Sunday, May 24, 2009

Kirby Dick, Outing Deconstruction

I think that I have now seen only one actually entertaining documentary film with a philosophical subject: DERRIDA (2002). DERRIDA, of course, refers to Jacques Derrida (1930-2004), the "father" of deconstruction. (There is a companion book, Derrida, with the film's screenplay and some additional material from director Kirby Dick, and co-director/interviewer Amy Ziering Kofman.)

We have all been exposed to deconstruction (a process of analysis, not a systematic philosophy) in snippets, or glimmers of understanding:

There is nothing outside the text. (or There is no outside text.)

Every text contains the seeds of its own deconstruction.

When the One diminishes or excludes the Other, therein lurks the beginnings of the up-ending the One.

Deconstruction is not neutral; it intervenes.

Texts, freed from the altar of Platonism and absolutism, are unstable, and reveal their true and natural meaning through the process of deconstruction.

And the film is really about exploring the field of deconstruction, not the man, Jacques Derrida himself. He says right off, If you want to know about the life of philosopher, read his texts. Everything else is mere anecdote. This point is driven home at every turn by Derrida dodging every question about himself as opposed to his philosophy.

At one point, in his home library filled with books stacked to the ceiling, the interviewer (Kofman) finds a stack of Ann Rice books. "Have you read these?" No, I was given these when I was giving a talk on vampires, but I haven't read them. I'm not really a story person. "How many of these books have you read?" About four of them, but I've read those four very well.. In another segment, Derrida is asked what he would like to know about famous philosophers. Their sex lives. But when asked to say anything of his own, he dodges.

Perhaps the most revealing statement about deconstruction is made when Jacques is asked, "If your mother had been a philosopher, who would she be?" It is difficult for him to answer this question, since he can only imagine a philosopher as a man. This is one reason I 'invented' deconstruction: so that my granddaughter could be a philosopher.

True to the spirit of deconstruction is that to find out more about it, turn instead to the writings of its critics. Max Goldblatt's, in a National Review review of the movie, is typical. Goldblatt, of course, takes the point of view expected from NRO: anything that deviates from orthodoxy of inerrant truth given from on-high, outside the mere province of mere mortals (e.g. the Bible or Papal Decree) is the work of fools. It represents a textual fascism or Catholicism — Plato, remember, was no friend of democracy — that stands up for defending "truth" against the pagans of deconstruction. (The only philosophers that matter to NRO, it seems, are Aristotle, Augustine, and Aquinas.) Some conservatives go to the "logical conclusion" of Goldblatt and actually equate deconstruction with homosexuality, which does make sense from their point of view. (See the last reference.)
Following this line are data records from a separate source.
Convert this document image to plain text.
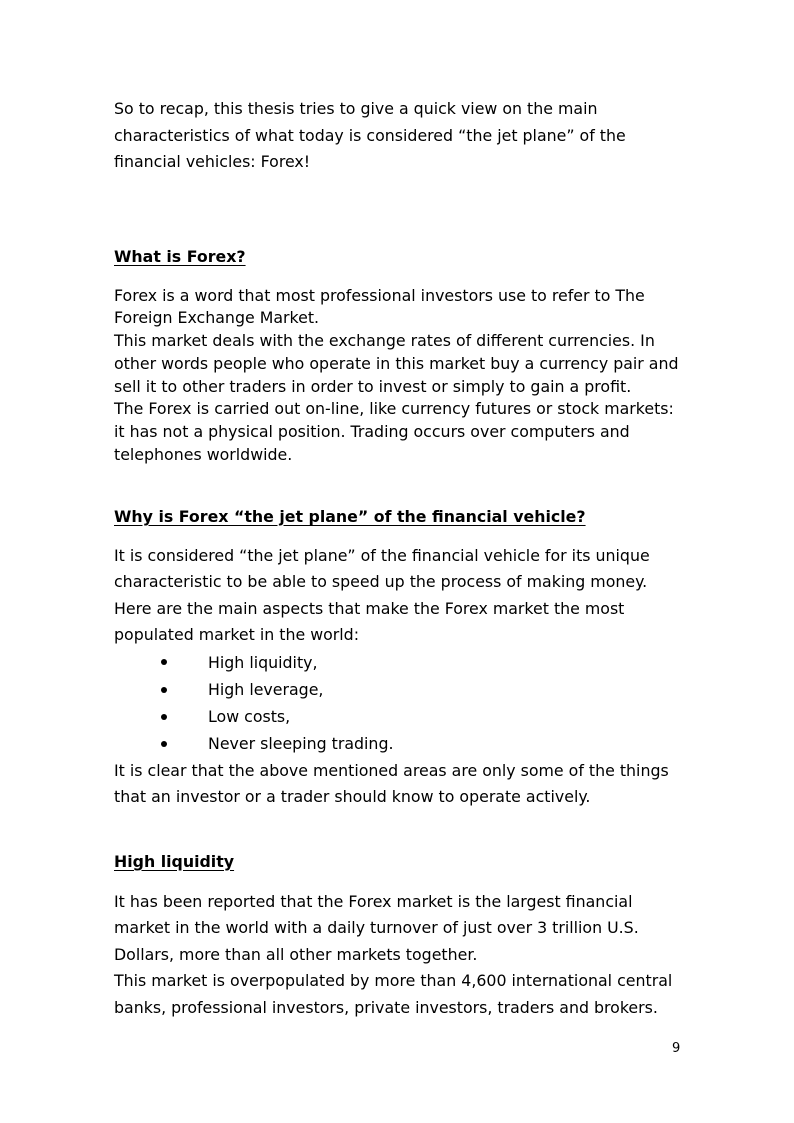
So to recap, this thesis tries to give a quick view on the main characteristics of what today is considered “the jet plane” of the financial vehicles: Forex!

What is Forex?

Forex is a word that most professional investors use to refer to The Foreign Exchange Market.

This market deals with the exchange rates of different currencies. In other words people who operate in this market buy a currency pair and sell it to other traders in order to invest or simply to gain a profit.

The Forex is carried out on-line, like currency futures or stock markets: it has not a physical position. Trading occurs over computers and telephones worldwide.

Why is Forex “the jet plane” of the financial vehicle?

It is considered “the jet plane” of the financial vehicle for its unique characteristic to be able to speed up the process of making money.

Here are the main aspects that make the Forex market the most populated market in the world:

High liquidity,
High leverage,
Low costs,
Never sleeping trading.

It is clear that the above mentioned areas are only some of the things that an investor or a trader should know to operate actively.

High liquidity

It has been reported that the Forex market is the largest financial market in the world with a daily turnover of just over 3 trillion U.S. Dollars, more than all other markets together.

This market is overpopulated by more than 4,600 international central banks, professional investors, private investors, traders and brokers.

9
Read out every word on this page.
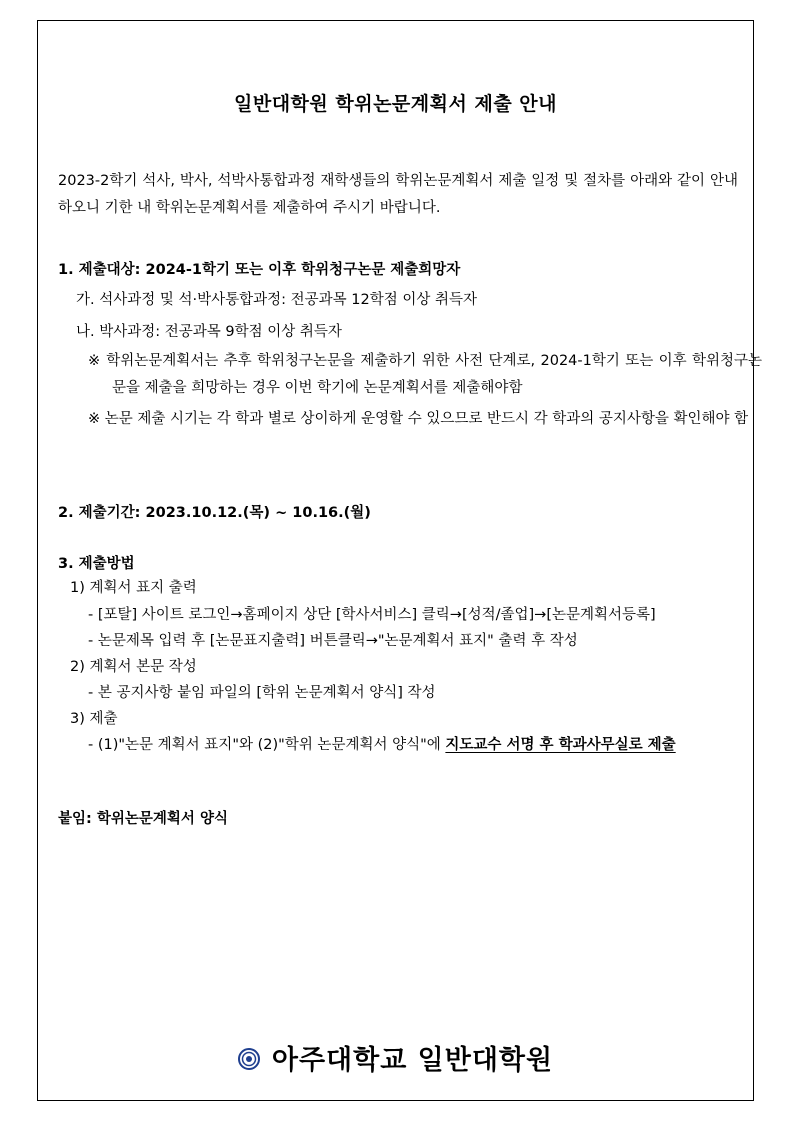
일반대학원 학위논문계획서 제출 안내
2023-2학기 석사, 박사, 석박사통합과정 재학생들의 학위논문계획서 제출 일정 및 절차를 아래와 같이 안내하오니 기한 내 학위논문계획서를 제출하여 주시기 바랍니다.
1. 제출대상: 2024-1학기 또는 이후 학위청구논문 제출희망자
가. 석사과정 및 석·박사통합과정: 전공과목 12학점 이상 취득자
나. 박사과정: 전공과목 9학점 이상 취득자
※ 학위논문계획서는 추후 학위청구논문을 제출하기 위한 사전 단계로, 2024-1학기 또는 이후 학위청구논문을 제출을 희망하는 경우 이번 학기에 논문계획서를 제출해야함
※ 논문 제출 시기는 각 학과 별로 상이하게 운영할 수 있으므로 반드시 각 학과의 공지사항을 확인해야 함
2. 제출기간: 2023.10.12.(목) ~ 10.16.(월)
3. 제출방법
1) 계획서 표지 출력
- [포탈] 사이트 로그인→홈페이지 상단 [학사서비스] 클릭→[성적/졸업]→[논문계획서등록]
- 논문제목 입력 후 [논문표지출력] 버튼클릭→"논문계획서 표지" 출력 후 작성
2) 계획서 본문 작성
- 본 공지사항 붙임 파일의 [학위 논문계획서 양식] 작성
3) 제출
- (1)"논문 계획서 표지"와 (2)"학위 논문계획서 양식"에 지도교수 서명 후 학과사무실로 제출
붙임: 학위논문계획서 양식
아주대학교 일반대학원
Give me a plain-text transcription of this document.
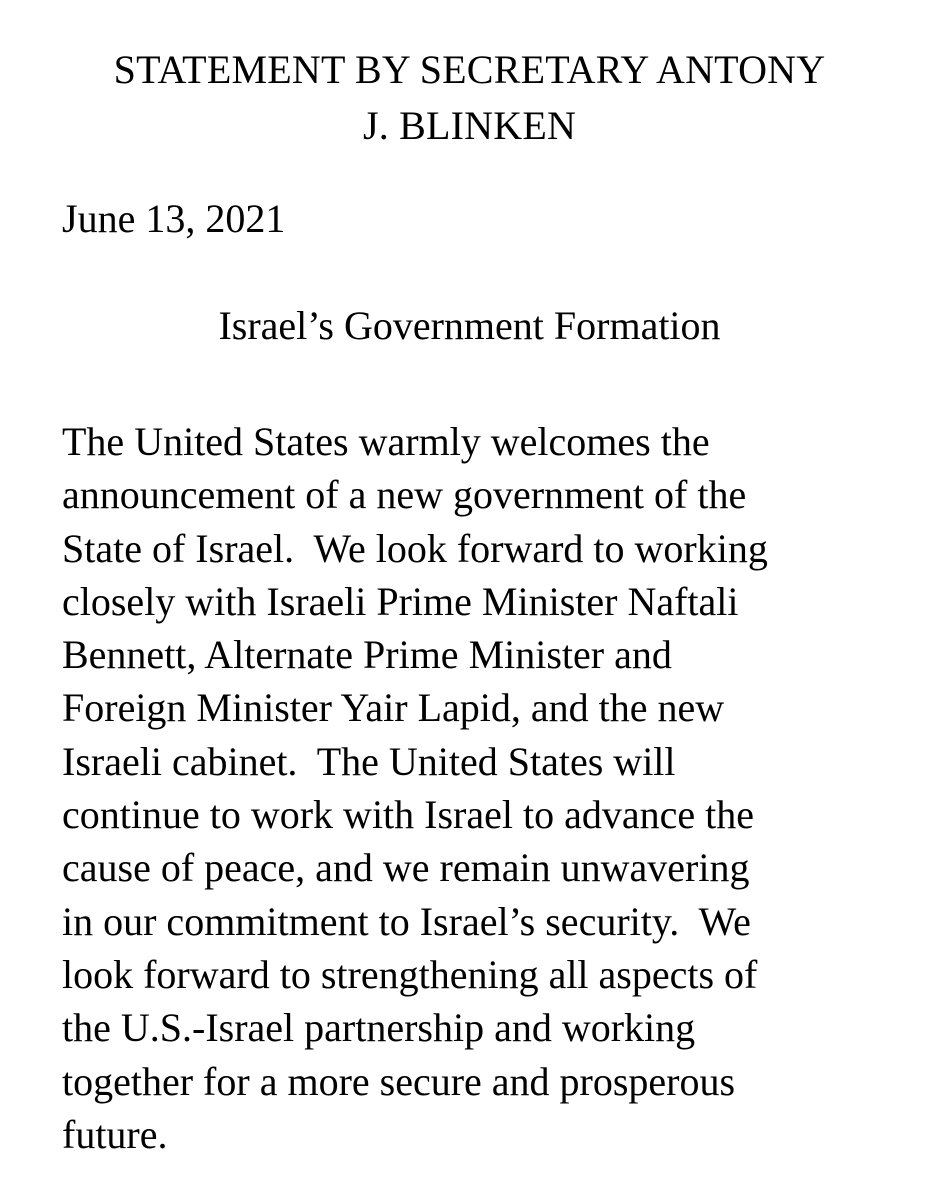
STATEMENT BY SECRETARY ANTONY
J. BLINKEN
June 13, 2021
Israel’s Government Formation
The United States warmly welcomes the
announcement of a new government of the
State of Israel.  We look forward to working
closely with Israeli Prime Minister Naftali
Bennett, Alternate Prime Minister and
Foreign Minister Yair Lapid, and the new
Israeli cabinet.  The United States will
continue to work with Israel to advance the
cause of peace, and we remain unwavering
in our commitment to Israel’s security.  We
look forward to strengthening all aspects of
the U.S.-Israel partnership and working
together for a more secure and prosperous
future.
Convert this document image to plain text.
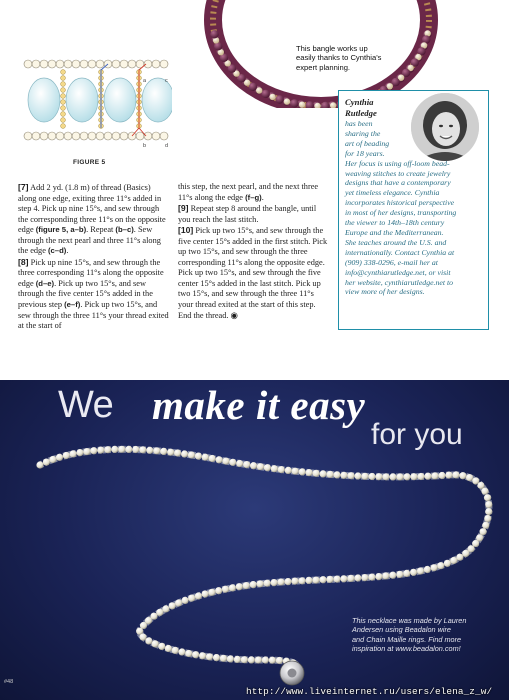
a
b
c
d
FIGURE 5
This bangle works up
easily thanks to Cynthia's
expert planning.
[7] Add 2 yd. (1.8 m) of thread (Basics) along one edge, exiting three 11°s added in step 4. Pick up nine 15°s, and sew through the corresponding three 11°s on the opposite edge (figure 5, a–b). Repeat (b–c). Sew through the next pearl and three 11°s along the edge (c–d).
[8] Pick up nine 15°s, and sew through the three corresponding 11°s along the opposite edge (d–e). Pick up two 15°s, and sew through the five center 15°s added in the previous step (e–f). Pick up two 15°s, and sew through the three 11°s your thread exited at the start of
this step, the next pearl, and the next three 11°s along the edge (f–g).
[9] Repeat step 8 around the bangle, until you reach the last stitch.
[10] Pick up two 15°s, and sew through the five center 15°s added in the first stitch. Pick up two 15°s, and sew through the three corresponding 11°s along the opposite edge. Pick up two 15°s, and sew through the five center 15°s added in the last stitch. Pick up two 15°s, and sew through the three 11°s your thread exited at the start of this step. End the thread. ◉
Cynthia
Rutledge
has been
sharing the
art of beading
for 18 years.
Her focus is using off-loom bead-
weaving stitches to create jewelry
designs that have a contemporary
yet timeless elegance. Cynthia
incorporates historical perspective
in most of her designs, transporting
the viewer to 14th–18th century
Europe and the Mediterranean.
She teaches around the U.S. and
internationally. Contact Cynthia at
(909) 338-0296, e-mail her at
info@cynthiarutledge.net, or visit
her website, cynthiarutledge.net to
view more of her designs.
We make it easy
for you
This necklace was made by Lauren
Andersen using Beadalon wire
and Chain Maille rings. Find more
inspiration at www.beadalon.com!
#48
http://www.liveinternet.ru/users/elena_z_w/
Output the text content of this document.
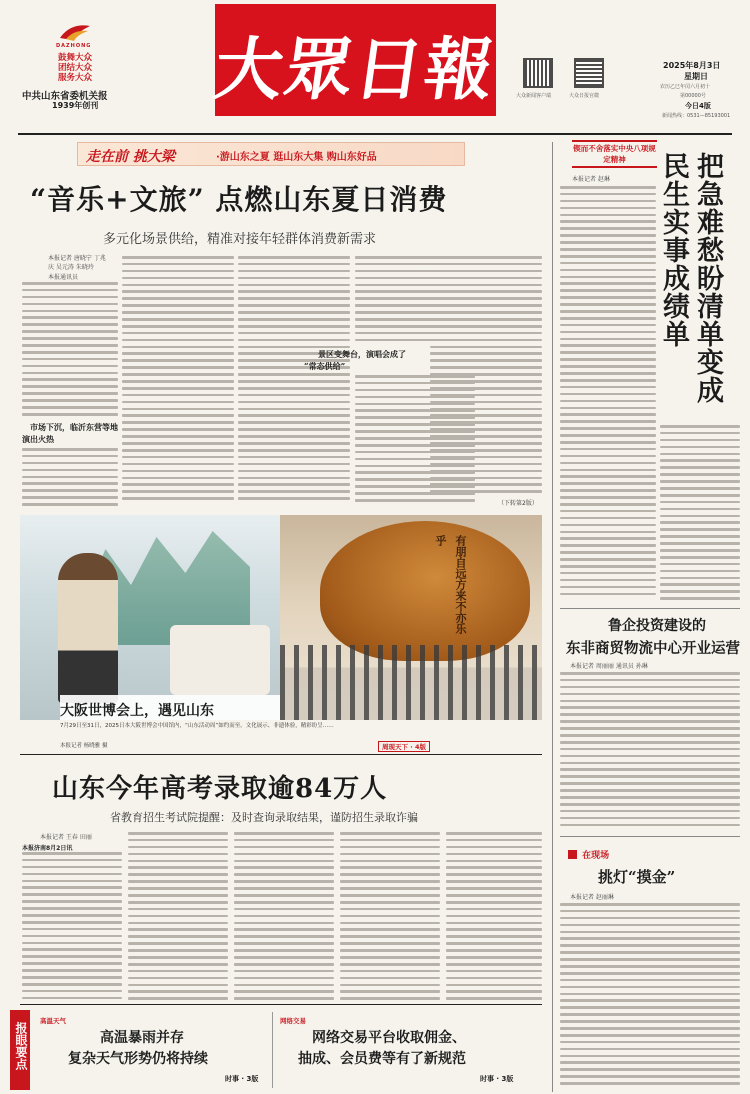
DAZHONG
鼓舞大众
团结大众
服务大众
中共山东省委机关报
1939年创刊 大眾日報	大众新闻客户端	大众日报官微
2025年8月3日
星期日
农历乙巳年闰六月初十
第00000号
今日4版
新闻热线：0531—85193001
走在前 挑大梁	·游山东之夏 逛山东大集 购山东好品
“音乐+文旅” 点燃山东夏日消费
多元化场景供给，精准对接年轻群体消费新需求
本报记者 唐晓宁 丁兆庆 吴元涛 朱晓玲
本报通讯员
市场下沉，临沂东营等地
演出火热
景区变舞台，演唱会成了
“常态供给”
（下转第2版）
有朋自远方来不亦乐乎
大阪世博会上，遇见山东
7月29日至31日，2025日本大阪世博会中国馆内，“山东活动周”如约而至。文化展示、非遗体验，精彩纷呈……
本报记者 杨晓雅 摄	周现天下 · 4版
山东今年高考录取逾84万人
省教育招生考试院提醒：及时查询录取结果，谨防招生录取诈骗
本报记者 王春 田丽
本报济南8月2日讯
报眼要点
高温天气
高温暴雨并存
复杂天气形势仍将持续
时事 · 3版
网络交易
网络交易平台收取佣金、
抽成、会员费等有了新规范
时事 · 3版
锲而不舍落实中央八项规定精神	把急难愁盼清单变成民生实事成绩单
本报记者 赵琳
鲁企投资建设的
东非商贸物流中心开业运营
本报记者 周丽丽 通讯员 孙琳
在现场
挑灯“摸金”
本报记者 赵丽琳
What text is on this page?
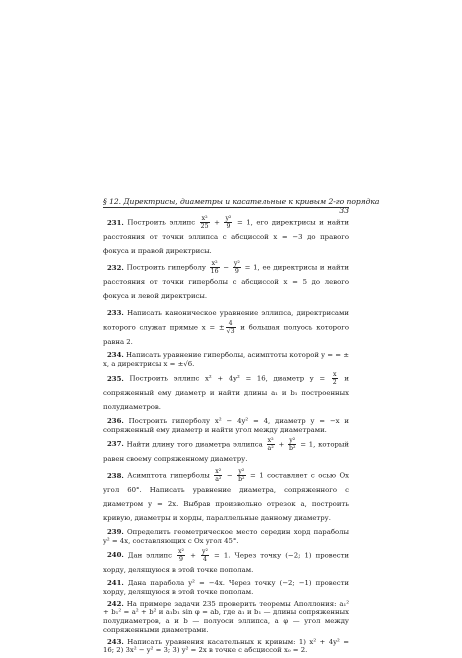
§ 12. Директрисы, диаметры и касательные к кривым 2-го порядка
33

231. Построить эллипс $\frac{\text{x²}}{25} + \frac{\text{y²}}{9} = 1$, его директрисы и найти расстояния от точки эллипса с абсциссой x = −3 до правого фокуса и правой директрисы.

232. Построить гиперболу $\frac{\text{x²}}{16} - \frac{\text{y²}}{9} = 1$, ее директрисы и найти расстояния от точки гиперболы с абсциссой x = 5 до левого фокуса и левой директрисы.

233. Написать каноническое уравнение эллипса, директрисами которого служат прямые x = ± $\frac{4}{√3}$ и большая полуось которого равна 2.

234. Написать уравнение гиперболы, асимптоты которой y = = ± x, а директрисы x = ±√6.

235. Построить эллипс x² + 4y² = 16, диаметр $y = \frac{x}{2}$ и сопряженный ему диаметр и найти длины a₁ и b₁ построенных полудиаметров.

236. Построить гиперболу x² − 4y² = 4, диаметр y = −x и сопряженный ему диаметр и найти угол между диаметрами.

237. Найти длину того диаметра эллипса $\frac{\text{x²}}{\text{a²}} + \frac{\text{y²}}{\text{b²}} = 1$, который равен своему сопряженному диаметру.

238. Асимптота гиперболы $\frac{\text{x²}}{\text{a²}} - \frac{\text{y²}}{\text{b²}} = 1$ составляет с осью Ox угол 60°. Написать уравнение диаметра, сопряженного с диаметром y = 2x. Выбрав произвольно отрезок a, построить кривую, диаметры и хорды, параллельные данному диаметру.

239. Определить геометрическое место середин хорд параболы y² = 4x, составляющих с Ox угол 45°.

240. Дан эллипс $\frac{\text{x²}}{9} + \frac{\text{y²}}{4} = 1$. Через точку (−2; 1) провести хорду, делящуюся в этой точке пополам.

241. Дана парабола y² = −4x. Через точку (−2; −1) провести хорду, делящуюся в этой точке пополам.

242. На примере задачи 235 проверить теоремы Аполлония: a₁² + b₁² = a² + b² и a₁b₁ sin φ = ab, где a₁ и b₁ — длины сопряженных полудиаметров, a и b — полуоси эллипса, а φ — угол между сопряженными диаметрами.

243. Написать уравнения касательных к кривым: 1) x² + 4y² = 16; 2) 3x² − y² = 3; 3) y² = 2x в точке с абсциссой x₀ = 2.
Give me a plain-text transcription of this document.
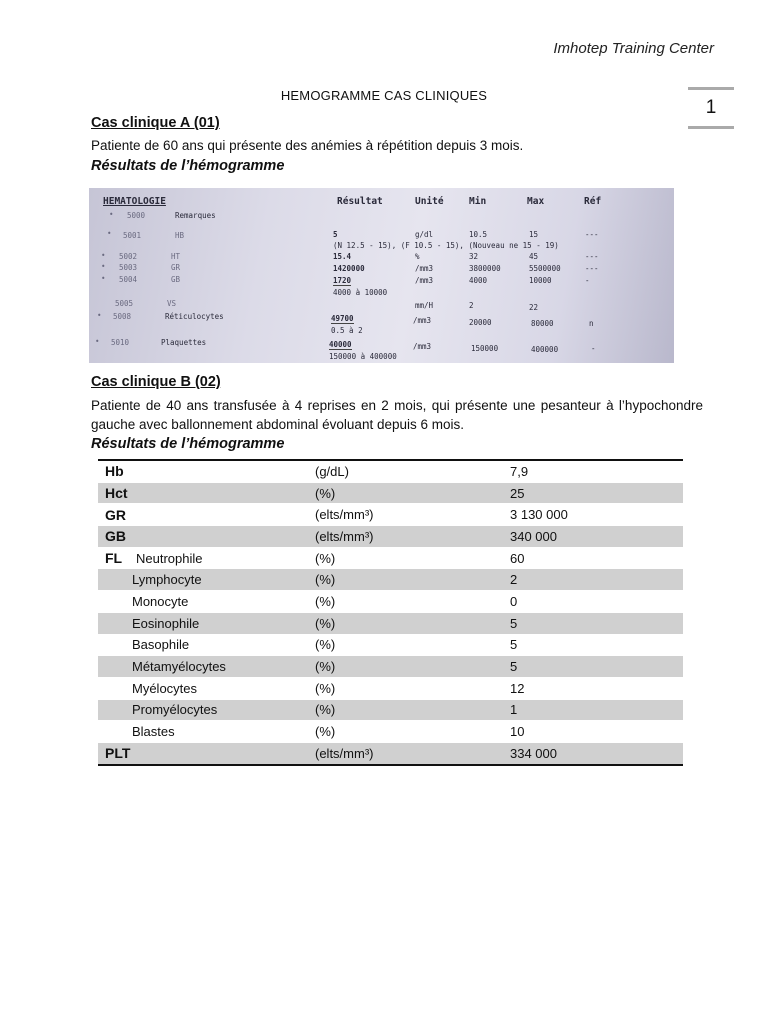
Imhotep Training Center
1
HEMOGRAMME CAS CLINIQUES
Cas clinique A (01)
Patiente de 60 ans qui présente des anémies à répétition depuis 3 mois.
Résultats de l’hémogramme
HEMATOLOGIE	Résultat	Unité	Min	Max	Réf
• 5000	Remarques
• 5001	HB	5	g/dl	10.5	15	---
(N 12.5 - 15), (F 10.5 - 15), (Nouveau ne 15 - 19)
• 5002	HT	15.4	%	32	45	---
• 5003	GR	1420000	/mm3	3800000	5500000	---
• 5004	GB	1720	/mm3	4000	10000	-
4000 à 10000
5005	VS	mm/H	2	22
• 5008	Réticulocytes	49700	/mm3	20000	80000	n
0.5 à 2
• 5010	Plaquettes	40000	/mm3	150000	400000	-
150000 à 400000
Cas clinique B (02)
Patiente de 40 ans transfusée à 4 reprises en 2 mois, qui présente une pesanteur à l’hypochondre gauche avec ballonnement abdominal évoluant depuis 6 mois.
Résultats de l’hémogramme
Hb	(g/dL)	7,9
Hct	(%)	25
GR	(elts/mm³)	3 130 000
GB	(elts/mm³)	340 000
FL Neutrophile	(%)	60
Lymphocyte	(%)	2
Monocyte	(%)	0
Eosinophile	(%)	5
Basophile	(%)	5
Métamyélocytes	(%)	5
Myélocytes	(%)	12
Promyélocytes	(%)	1
Blastes	(%)	10
PLT	(elts/mm³)	334 000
This Kirby film is now followed by two others: This Film Is Not Yet Rated (2006) and OUTRAGE (2009). (I haven't seen these two yet, but plan to.) The first, about the double-standards in the movie rating business (violence is OK; sex, not ... heterosexual sex can get a PG-13 or R rating, but any hint of actual homosexual sex is in ratings trouble), turned out to not being able to get an R-rating — and hence is "not rated" — in its "director's cut" since some the clips it examined in its analysis and included in the film were not able to get even a an R-rating themselves. The second, about gay politicians and staffers hiding out in the Republican Party, the party that officially stands against any gay social acceptance and believes homosexuality can be cured by Jesus, exposes the mind-numbing hypocrisy of it all. Both of these films, apparently, apropos follow-ons to the subject explored in DERRIDA.